Mi ha introdotto nella cella del vino
E il suo vessillo su di me è amore.
Sostenetemi con focacce d’uva passa,
rinfrancatemi con pomi,
perché io sono malata d’amore (2,4-5).

La "carne" del corpo brilla quando è illuminata dal fuoco dell’amore. La sua pesantezza e la sua oscurità spariscono. Rimangono la leggerezza, che conduce a fluttuare nel mondo del sogno, e lo splendore della gioia, che si diffonde e illumina di luce nuova tutto il creato circostante. Il linguaggio del corpo è linguaggio di bellezza; la percezione che gli amanti ne hanno è squisitamente estetica. Ma riesce difficile immaginare l’ideale del corpo presupposto dal Cantico. Le immagini fantastiche che evoca non aiutano molto. Ma non è qui l’interesse principale. Il Cantico non vuole descrivere un corpo ideale o l’ideale del corpo, come nella letteratura o nella scultura greca. L’unico corpo che interessa è quello della persona amata16 .

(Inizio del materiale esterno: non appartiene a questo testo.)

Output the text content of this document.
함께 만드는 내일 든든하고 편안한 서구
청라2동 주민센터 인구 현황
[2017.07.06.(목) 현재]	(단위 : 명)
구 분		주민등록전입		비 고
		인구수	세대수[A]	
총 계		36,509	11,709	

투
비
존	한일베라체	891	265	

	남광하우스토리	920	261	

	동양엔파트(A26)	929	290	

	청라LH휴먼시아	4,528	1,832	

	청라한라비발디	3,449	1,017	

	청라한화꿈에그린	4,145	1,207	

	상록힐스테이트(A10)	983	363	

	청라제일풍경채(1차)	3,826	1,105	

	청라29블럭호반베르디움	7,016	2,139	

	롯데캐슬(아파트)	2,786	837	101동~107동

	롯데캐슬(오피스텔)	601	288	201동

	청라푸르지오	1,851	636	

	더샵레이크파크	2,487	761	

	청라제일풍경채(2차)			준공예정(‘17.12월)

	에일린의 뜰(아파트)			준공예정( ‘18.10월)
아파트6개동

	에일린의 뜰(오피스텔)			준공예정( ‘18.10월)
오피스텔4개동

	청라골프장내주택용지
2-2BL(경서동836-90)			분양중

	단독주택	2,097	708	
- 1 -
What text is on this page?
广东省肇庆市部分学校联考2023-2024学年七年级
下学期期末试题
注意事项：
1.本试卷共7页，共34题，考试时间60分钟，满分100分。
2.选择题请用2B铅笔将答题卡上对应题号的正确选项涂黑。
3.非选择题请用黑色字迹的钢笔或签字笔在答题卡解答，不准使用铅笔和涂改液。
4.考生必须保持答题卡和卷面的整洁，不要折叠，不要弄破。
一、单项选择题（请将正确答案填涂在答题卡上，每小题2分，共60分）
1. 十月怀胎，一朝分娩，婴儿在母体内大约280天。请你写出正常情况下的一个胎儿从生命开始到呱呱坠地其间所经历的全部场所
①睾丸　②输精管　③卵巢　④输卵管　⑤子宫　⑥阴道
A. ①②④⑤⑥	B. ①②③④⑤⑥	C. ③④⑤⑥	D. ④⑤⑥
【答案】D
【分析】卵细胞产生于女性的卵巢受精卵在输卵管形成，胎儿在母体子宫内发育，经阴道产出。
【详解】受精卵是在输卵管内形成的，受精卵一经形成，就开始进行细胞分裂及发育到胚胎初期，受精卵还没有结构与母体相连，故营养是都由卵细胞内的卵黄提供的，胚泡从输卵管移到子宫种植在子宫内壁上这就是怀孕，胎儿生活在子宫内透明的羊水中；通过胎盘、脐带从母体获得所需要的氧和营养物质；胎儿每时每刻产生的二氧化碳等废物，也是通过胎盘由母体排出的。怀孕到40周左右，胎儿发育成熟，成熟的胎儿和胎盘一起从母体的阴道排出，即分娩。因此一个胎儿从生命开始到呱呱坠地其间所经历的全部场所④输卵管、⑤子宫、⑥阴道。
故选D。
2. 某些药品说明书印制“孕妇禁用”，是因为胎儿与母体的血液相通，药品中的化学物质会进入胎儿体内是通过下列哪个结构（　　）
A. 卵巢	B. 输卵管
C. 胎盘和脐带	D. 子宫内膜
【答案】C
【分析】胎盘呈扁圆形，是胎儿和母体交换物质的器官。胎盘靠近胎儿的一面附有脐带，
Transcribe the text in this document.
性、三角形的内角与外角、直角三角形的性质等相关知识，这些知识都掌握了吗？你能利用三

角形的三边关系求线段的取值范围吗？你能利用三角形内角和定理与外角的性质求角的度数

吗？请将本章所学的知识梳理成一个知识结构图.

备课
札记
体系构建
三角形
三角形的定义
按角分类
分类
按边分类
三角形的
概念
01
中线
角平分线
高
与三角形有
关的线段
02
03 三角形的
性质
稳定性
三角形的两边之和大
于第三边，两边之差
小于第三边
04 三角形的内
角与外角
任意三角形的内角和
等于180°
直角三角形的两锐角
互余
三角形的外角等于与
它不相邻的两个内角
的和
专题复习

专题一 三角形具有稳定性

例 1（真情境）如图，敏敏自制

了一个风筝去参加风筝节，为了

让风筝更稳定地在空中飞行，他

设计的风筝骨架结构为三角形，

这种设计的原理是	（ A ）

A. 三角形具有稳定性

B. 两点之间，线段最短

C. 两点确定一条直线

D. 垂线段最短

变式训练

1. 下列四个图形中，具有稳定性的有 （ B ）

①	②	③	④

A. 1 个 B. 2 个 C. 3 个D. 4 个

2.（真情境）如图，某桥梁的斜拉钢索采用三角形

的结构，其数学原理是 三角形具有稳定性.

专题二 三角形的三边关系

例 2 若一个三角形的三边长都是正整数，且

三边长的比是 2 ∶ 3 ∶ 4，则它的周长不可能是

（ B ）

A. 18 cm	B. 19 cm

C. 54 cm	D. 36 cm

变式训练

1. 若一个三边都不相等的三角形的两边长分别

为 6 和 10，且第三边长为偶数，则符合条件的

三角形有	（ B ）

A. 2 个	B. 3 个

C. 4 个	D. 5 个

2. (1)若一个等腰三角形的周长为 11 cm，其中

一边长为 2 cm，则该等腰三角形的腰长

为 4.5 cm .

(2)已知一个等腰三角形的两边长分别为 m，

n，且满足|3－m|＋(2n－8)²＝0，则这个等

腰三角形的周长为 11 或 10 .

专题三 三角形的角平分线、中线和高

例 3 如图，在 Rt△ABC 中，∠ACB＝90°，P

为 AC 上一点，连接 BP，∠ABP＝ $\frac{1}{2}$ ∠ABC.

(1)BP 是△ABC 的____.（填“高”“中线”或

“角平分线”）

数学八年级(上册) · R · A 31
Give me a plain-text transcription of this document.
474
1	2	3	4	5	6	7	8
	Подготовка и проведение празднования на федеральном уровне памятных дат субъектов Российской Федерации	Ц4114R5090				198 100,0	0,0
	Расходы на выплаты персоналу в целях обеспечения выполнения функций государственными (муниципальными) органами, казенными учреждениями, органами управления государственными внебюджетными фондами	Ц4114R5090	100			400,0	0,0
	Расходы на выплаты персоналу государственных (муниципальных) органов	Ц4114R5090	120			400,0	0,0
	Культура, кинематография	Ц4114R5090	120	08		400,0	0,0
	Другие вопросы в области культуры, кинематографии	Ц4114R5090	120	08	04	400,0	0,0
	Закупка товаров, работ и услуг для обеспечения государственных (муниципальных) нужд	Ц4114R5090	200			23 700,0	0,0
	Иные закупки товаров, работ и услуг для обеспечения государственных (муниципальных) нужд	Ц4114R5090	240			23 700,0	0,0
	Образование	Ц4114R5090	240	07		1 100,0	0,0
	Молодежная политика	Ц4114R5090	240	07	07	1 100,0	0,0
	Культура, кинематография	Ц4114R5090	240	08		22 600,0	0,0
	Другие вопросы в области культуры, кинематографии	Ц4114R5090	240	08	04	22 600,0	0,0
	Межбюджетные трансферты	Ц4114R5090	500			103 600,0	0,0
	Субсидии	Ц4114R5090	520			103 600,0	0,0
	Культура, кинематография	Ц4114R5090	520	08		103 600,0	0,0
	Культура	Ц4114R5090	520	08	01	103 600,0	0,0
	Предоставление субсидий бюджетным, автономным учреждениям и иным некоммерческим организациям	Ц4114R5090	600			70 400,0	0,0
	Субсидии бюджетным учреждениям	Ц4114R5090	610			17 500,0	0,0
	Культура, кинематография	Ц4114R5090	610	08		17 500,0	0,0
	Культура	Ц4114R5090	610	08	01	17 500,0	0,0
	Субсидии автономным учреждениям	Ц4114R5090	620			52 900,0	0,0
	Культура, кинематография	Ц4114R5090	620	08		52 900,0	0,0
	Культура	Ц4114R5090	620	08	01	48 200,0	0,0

«"Come son belli i tuoi piedi
nei sandali, figlia di principe!
Le curve dei tuoi fianchi sono come monili,
opera di mani d’artista.
Il tuo ombelico è una coppa rotonda
che non manca mai di vino drogato.
Il tuo ventre è un mucchio di grano,
circondato da gigli.
I tuoi seni come due cerbiatti,
gemelli di gazzella.
Il tuo collo come una torre d’avorio;
i tuoi occhi sono come i laghetti di Chesbon,
presso la porta di Bat-Rabbim;
il tuo naso come la torre del Libano
che fa la guardia verso Damasco.
Il tuo capo si erge su di te come il Carmelo
E la chioma del tuo capo è come la porpora;
un re è stato preso dalle tue trecce."
Quanto sei bella e quanto sei graziosa,
o amore, figlia di delizie!
La tua statura rassomiglia a una palma
E i tuoi seni ai grappoli.
Ho detto: "Salirò sulla palma,
coglierò i grappoli di datteri,
mi siano i tuoi seni come grappoli d’uva
e il profumo del tuo respiro come di pomi."» (7,2-9)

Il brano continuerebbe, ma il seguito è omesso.